Un funcionario de Carabineros ha sido formalmente dado de baja de la institución tras verse involucrado en un hecho que ha generado profunda indignación. El uniformado es acusado de haber sustraído especies desde el interior de un vehículo que se encontraba bajo custodia policial, el cual estuvo vinculado a un hecho criminal de extrema gravedad: una trágica encerrona en la que perdió la vida un niño de apenas 12 años.
Los hechos que llevaron a la desvinculación del funcionario se centran en el hurto de un snack desde el automóvil mencionado.

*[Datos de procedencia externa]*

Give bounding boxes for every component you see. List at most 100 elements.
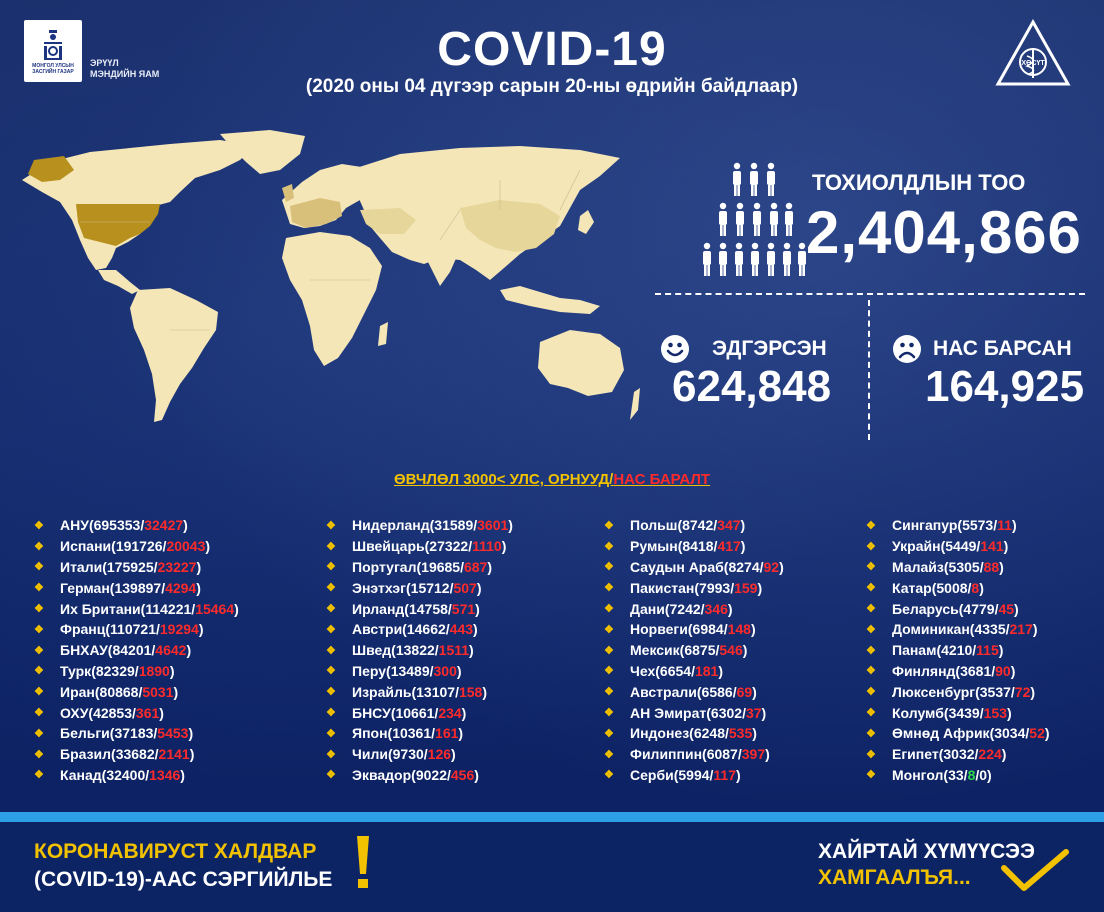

Según los antecedentes disponibles, el robo de este artículo habría ocurrido en un momento crítico, específicamente cuando el vehículo ya había sido sometido a las pericias correspondientes y se mantenía bajo la custodia directa de la policía. El resguardo de los vehículos involucrados en delitos violentos es un procedimiento estándar que busca preservar la evidencia y respetar la integridad de los bienes, una responsabilidad que, en este caso, fue vulnerada por el propio agente encargado de su cuidado.
La respuesta institucional ante este suceso fue tajante. Carabineros determinó que el accionar del funcionario constituyó conductas "contrarias a principios éticos", lo que derivó en su inmediata baja. Esta decisión administrativa subraya la gravedad de la falta, no solo por el acto del hurto en sí mismo, sino por el contexto en el que se produjo. El hecho de que la sustracción ocurriera en un vehículo donde había ocurrido la muerte de un menor de edad añade una dimensión de insensibilidad que la institución consideró intolerable y incompatible con los valores que deben regir la labor policial.
Más allá de la sanción administrativa que puso fin a su carrera profesional dentro de la institución, el excarabinero se encuentra ahora en la mira de la justicia. La acusación por el hurto de las especies ha trascendido el ámbito interno, trasladándose al plano judicial, donde se determinarán las responsabilidades penales correspondientes por el robo cometido mientras el vehículo se encontraba bajo su protección oficial.
El caso pone de relieve la vulnerabilidad de los procesos de custodia tras la realización de pericias forenses. El vehículo, que había sido el escenario de una tragedia humana devastadora debido a la encerrona que cobró la vida del niño de 12 años, debió ser tratado con el máximo rigor procedimental. Sin embargo, la acción del funcionario, al aprovecharse de su posición de custodia para sustraer un objeto, rompió la cadena de confianza y profesionalismo esperada de los miembros de las fuerzas de orden y seguridad.
La baja del funcionario representa una medida correctiva ante una falta ética considerada grave. Los principios éticos mencionados en la resolución de su salida hacen referencia a la integridad, la honestidad y el respeto que el funcionario debe mantener, especialmente frente a situaciones de dolor y tragedia que afectan a la ciudadanía. El robo de un snack, aunque pueda parecer un objeto de valor insignificante, adquiere una connotación desproporcionada debido al entorno: un automóvil marcado por la muerte de un niño.
En resumen, el proceso se divide en dos vertientes: la administrativa, que ya concluyó con la salida definitiva del funcionario de las filas de Carabineros por faltar a la ética profesional, y la judicial, que continúa en curso mientras el exuniformado enfrenta las consecuencias legales de sus actos. La institución ha dejado claro que no tolerará conductas que desprestigien su labor, especialmente aquellas que ocurran en el marco de investigaciones de delitos violentos que han dejado víctimas fatales en la población infantil.